Soal Flare dan Hooliganisme Suporter Inggris Menuju Arah yang Salah

Keamanan di setiap pertandingan kandang Spartak selalu ketat secara menyeluruh. Di setiap pintu masuk selalu ada pos pemeriksaan, namun red flare (suar) masih bisa masuk ke dalam tribun. Kembang api dan red flare dilarang di seluruh pertandingan dunia, sehingga kemana pun Ultras Spartak pergi, keamanan di setiap stadion selalu menyulitkan mereka. Benda-benda terlarang di tribun itu mengkhawatirkan banyak orang dalam hal apapun dan menganggapnya sebagai ancaman. Tapi Ultras Spartak selalu mencari jalan dan tidak akan menyembunyikan rahasia itu.

Mereka tetap akan mendukung kesebelasannya dalam segala hal. Red flare dianggap sebagai perlengkapan pendukung sepakbola. Walau tidak pernah bosan berbagai tempat pertandingan selalu membuat rilisan larangan penggunaan red flare. "Kami mengatakan bahwa api bukanlah sebuah tindak kejahatan. Kami memiliki dukungan visual dalam banyaknya banner kami, misalnya `Polisi brengsek`. Itu adalah salah satu dukungan pribadi kepada tim yang merupakan perasaan ekspresi Anda kepada spanduk besar yang termasuk segala hal, termasuk sisi humor dan simbol-simbol klub," jelas Pavel.

Ia jelas mengetahui bahwa red flare dan spanduk-spanduk sarkasme itu ilegal di mana-mana termasuk di Rusia. Mereka tahu bahwa pelakunya bisa mendapatkan larangan masuk ke stadion minimal selama enam bulan.

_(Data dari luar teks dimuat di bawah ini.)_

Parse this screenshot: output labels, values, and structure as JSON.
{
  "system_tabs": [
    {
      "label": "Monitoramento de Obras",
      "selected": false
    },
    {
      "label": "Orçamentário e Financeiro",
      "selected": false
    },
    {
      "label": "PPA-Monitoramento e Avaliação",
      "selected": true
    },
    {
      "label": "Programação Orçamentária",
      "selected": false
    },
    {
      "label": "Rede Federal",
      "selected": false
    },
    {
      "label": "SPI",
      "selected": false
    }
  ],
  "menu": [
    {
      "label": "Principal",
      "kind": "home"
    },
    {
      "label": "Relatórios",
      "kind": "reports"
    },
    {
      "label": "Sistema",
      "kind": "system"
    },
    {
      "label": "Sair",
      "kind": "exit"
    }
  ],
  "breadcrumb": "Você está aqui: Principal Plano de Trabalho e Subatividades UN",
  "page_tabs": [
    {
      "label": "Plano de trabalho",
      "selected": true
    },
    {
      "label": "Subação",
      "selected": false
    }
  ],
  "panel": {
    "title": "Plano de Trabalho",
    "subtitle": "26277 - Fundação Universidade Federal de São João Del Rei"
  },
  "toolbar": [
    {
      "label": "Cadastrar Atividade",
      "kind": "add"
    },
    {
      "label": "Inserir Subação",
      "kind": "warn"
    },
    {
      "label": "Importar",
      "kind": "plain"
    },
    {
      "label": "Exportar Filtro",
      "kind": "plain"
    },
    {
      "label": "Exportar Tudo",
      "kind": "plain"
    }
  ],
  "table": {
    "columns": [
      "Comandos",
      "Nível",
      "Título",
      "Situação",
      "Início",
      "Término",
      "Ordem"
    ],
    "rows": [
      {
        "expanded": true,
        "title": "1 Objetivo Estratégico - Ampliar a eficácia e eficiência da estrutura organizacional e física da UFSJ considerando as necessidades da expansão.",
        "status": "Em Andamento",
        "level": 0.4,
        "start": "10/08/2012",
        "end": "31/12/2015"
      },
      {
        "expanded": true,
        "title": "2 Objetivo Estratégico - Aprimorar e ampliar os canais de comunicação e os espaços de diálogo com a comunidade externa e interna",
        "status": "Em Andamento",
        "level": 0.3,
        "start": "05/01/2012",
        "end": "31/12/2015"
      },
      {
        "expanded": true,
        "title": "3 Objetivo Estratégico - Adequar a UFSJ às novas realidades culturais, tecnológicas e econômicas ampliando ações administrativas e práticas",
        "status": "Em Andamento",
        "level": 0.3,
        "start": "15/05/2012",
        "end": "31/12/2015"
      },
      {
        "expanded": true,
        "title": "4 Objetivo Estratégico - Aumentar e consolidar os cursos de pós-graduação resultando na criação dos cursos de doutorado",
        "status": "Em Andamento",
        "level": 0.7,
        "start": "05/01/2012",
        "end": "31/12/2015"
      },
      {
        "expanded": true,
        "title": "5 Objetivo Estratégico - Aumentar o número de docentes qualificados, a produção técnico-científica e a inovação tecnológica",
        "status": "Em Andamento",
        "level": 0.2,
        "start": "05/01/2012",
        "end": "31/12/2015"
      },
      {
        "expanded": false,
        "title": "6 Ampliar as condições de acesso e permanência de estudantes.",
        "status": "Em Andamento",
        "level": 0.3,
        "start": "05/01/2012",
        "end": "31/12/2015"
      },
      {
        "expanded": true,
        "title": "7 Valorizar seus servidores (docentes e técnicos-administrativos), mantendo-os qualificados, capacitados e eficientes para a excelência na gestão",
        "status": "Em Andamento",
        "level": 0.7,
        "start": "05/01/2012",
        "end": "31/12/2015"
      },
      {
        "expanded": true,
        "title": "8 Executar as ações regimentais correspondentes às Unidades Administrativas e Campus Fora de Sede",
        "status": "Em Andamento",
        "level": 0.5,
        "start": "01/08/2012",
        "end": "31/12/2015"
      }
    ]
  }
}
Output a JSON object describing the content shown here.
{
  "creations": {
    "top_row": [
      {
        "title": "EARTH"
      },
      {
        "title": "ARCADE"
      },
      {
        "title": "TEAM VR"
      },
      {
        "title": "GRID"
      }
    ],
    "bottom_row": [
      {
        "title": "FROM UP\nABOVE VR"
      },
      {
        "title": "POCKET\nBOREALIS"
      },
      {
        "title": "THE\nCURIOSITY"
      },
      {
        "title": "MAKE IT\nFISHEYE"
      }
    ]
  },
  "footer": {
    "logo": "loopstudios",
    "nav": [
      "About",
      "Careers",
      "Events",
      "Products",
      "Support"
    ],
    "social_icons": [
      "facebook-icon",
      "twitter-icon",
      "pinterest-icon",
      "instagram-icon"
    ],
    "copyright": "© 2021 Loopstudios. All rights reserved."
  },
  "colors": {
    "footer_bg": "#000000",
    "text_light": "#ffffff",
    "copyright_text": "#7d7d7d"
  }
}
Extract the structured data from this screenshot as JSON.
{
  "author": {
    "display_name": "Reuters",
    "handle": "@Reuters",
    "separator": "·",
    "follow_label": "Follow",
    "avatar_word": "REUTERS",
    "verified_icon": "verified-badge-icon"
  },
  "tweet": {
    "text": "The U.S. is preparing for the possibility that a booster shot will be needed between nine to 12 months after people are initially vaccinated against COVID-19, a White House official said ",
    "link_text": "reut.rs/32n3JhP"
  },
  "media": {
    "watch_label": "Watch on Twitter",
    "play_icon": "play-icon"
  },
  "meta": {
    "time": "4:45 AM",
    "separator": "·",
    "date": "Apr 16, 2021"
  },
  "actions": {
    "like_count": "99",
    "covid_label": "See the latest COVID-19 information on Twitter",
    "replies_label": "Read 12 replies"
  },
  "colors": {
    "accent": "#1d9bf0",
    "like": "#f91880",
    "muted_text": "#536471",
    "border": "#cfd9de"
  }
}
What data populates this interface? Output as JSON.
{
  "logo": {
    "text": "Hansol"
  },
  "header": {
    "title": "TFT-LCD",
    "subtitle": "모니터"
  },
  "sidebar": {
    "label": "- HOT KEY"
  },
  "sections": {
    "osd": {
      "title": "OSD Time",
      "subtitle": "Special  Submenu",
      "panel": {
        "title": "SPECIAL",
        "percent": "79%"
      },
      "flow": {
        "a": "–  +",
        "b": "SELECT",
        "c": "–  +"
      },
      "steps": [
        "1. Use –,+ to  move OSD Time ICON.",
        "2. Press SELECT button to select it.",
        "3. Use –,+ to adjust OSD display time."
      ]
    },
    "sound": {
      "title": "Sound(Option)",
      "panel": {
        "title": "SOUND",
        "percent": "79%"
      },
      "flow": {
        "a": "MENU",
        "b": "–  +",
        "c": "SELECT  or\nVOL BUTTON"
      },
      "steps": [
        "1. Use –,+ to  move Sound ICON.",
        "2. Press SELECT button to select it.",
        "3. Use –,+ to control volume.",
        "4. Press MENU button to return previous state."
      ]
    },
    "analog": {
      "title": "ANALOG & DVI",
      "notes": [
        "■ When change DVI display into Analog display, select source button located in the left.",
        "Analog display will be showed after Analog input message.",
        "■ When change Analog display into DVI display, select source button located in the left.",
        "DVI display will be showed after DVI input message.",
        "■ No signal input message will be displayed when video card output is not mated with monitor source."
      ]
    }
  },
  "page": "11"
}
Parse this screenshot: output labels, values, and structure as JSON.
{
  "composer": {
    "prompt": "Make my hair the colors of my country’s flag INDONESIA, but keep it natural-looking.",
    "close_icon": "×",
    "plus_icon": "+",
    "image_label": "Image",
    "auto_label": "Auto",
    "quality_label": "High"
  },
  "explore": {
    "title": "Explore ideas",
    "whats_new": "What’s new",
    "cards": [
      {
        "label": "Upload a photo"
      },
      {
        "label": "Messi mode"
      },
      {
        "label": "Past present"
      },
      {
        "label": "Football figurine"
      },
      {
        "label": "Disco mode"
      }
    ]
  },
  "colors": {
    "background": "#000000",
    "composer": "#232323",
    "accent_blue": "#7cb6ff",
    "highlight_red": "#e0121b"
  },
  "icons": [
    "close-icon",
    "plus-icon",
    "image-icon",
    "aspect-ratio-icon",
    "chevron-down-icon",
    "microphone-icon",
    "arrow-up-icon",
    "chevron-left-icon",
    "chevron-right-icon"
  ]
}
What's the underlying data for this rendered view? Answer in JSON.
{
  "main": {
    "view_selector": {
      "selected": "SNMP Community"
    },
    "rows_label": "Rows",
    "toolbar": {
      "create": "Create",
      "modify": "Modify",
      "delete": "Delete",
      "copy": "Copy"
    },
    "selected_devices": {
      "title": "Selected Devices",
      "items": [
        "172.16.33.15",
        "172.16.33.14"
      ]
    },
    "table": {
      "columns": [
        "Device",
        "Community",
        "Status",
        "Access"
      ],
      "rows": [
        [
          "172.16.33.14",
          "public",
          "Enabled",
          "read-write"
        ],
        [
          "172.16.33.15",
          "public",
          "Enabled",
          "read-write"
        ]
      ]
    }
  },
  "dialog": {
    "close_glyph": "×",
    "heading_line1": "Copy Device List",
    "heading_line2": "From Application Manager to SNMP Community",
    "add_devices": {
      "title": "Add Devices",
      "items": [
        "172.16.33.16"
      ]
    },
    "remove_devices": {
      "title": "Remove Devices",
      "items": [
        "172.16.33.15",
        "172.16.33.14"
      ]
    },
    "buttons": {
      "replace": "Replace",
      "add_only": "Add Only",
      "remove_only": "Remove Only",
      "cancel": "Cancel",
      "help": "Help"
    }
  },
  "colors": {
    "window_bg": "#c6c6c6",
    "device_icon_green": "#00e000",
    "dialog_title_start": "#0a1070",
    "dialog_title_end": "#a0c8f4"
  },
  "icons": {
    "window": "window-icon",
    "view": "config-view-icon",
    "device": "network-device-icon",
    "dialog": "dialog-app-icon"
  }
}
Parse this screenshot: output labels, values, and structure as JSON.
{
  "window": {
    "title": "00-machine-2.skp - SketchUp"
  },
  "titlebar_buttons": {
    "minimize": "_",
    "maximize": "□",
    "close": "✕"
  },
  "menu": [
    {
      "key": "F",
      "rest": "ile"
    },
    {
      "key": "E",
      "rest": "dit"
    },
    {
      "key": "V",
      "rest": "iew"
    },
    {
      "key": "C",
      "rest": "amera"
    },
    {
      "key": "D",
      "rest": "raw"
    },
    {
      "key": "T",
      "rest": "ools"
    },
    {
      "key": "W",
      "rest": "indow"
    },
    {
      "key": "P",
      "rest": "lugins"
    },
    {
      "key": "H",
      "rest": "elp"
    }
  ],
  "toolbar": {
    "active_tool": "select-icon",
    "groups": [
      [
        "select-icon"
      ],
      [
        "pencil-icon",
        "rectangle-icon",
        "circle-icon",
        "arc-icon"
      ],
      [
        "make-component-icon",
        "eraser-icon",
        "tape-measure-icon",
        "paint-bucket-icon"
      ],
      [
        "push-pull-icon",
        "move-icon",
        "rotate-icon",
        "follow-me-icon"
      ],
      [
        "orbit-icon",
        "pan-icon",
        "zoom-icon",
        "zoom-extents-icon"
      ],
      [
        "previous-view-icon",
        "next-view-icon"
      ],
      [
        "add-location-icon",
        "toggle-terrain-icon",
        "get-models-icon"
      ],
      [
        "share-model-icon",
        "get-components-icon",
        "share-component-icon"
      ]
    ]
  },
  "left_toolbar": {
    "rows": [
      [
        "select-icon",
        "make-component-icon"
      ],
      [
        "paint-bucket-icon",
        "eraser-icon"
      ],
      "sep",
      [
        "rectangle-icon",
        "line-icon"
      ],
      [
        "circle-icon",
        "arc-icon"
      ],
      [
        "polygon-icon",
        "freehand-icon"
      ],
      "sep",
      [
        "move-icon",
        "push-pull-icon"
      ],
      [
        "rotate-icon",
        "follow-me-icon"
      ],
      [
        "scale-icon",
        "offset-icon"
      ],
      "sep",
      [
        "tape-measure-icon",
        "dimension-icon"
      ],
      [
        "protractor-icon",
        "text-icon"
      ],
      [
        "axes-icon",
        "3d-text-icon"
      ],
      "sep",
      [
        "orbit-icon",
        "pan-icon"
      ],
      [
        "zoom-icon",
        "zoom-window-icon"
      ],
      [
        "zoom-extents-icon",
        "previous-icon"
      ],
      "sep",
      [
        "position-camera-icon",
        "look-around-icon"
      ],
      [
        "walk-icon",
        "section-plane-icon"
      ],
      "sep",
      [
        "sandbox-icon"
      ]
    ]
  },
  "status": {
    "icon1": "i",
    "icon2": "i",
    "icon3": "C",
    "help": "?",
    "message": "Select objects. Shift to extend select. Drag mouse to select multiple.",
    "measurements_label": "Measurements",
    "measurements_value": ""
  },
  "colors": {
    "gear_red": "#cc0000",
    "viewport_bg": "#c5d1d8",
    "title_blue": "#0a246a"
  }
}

Tapi lagi-lagi Pavel menegaskan bahwa tidak ada siapa pun yang bisa menghentikan mereka. Di Rusia pun sama dilarang menyalakan red flare, tapi jarang menjadi masalah. Apalagi sistem sepakbola di Rusia tidak seperti di Inggris. Pavel pun menilai kondisi hooliganisme tidak rasional sejak langkah-langkah hukuman yang dicanangkan Margaret Thatcher, Mantan Perdana Menteri Inggris, pada 1980-an menciptakan kabinet perang kepada kekerasan sepakbola.

Pavel pun menilai karena kabinet itu cenderung mengontrol pendukung sepakbola, bahkan di seluruh dunia. Maka dari itu ia menyayangkan mengapa para pendukung sepakbola di Inggris tidak menciptakan dukungan visual seperti di Rusia. Padahal stadion-stadion di Inggris dianggap sangat ideal untuk melakukan koreografi. Di sana mereka berdiri di posisi yang mudah untuk melakukan kreasi. Setidaknya memberikan dukungan yang sederhana dan kompleks. Bisa dilakukan dengan berbagai jenis pertunjukan koreografi dari berbagai model desain di spanduk.

Para pendukung Inggris dianggap tidak bisa menggunakan setiap jenis struktur di tribun, apalagi untuk menyalakan red flare, "Saya lihat sekarang di beberapa bagian Inggris mencoba untuk meniru hal semacam ini (koreografi) di liga yang lebih rendah. Tetapi di Inggris mereka tidak mendapatkan konsep. Sepakbola Inggris dikembangkan ke arah yang salah dalam hooliganisme," kata Pavel.

Ketika ditanya tentang cara-cara ultras yang disukainya, Pavel lebih tertarik dengan situasi buatan Ultras Italia, Polandia, Prancis dan Serbia. Sebab katanya, gaya seperti ultras-ultras dari berbagai negara itulah yang dicita-citakan. Baginya begitu menyenangkan bahwa ultras belum dicampuri urusan partai dan negara. Mungkin anggapan-anggapan itulah yang membuat para ultras di Rusia begitu rajin mengusik suporter dari Inggris. Apalagi Ultras Rostov pernah mengatakan bahwa Inggris adalah nenek moyang dari hooliganisme. Dan di Kota Moscow inilah hooliganisme harus dibawa ke level yang setinggi mungkin. Bahkan lebih tinggi daripada nenek moyangnya.

Sumber: These Football Times, European Ultras, The Sun.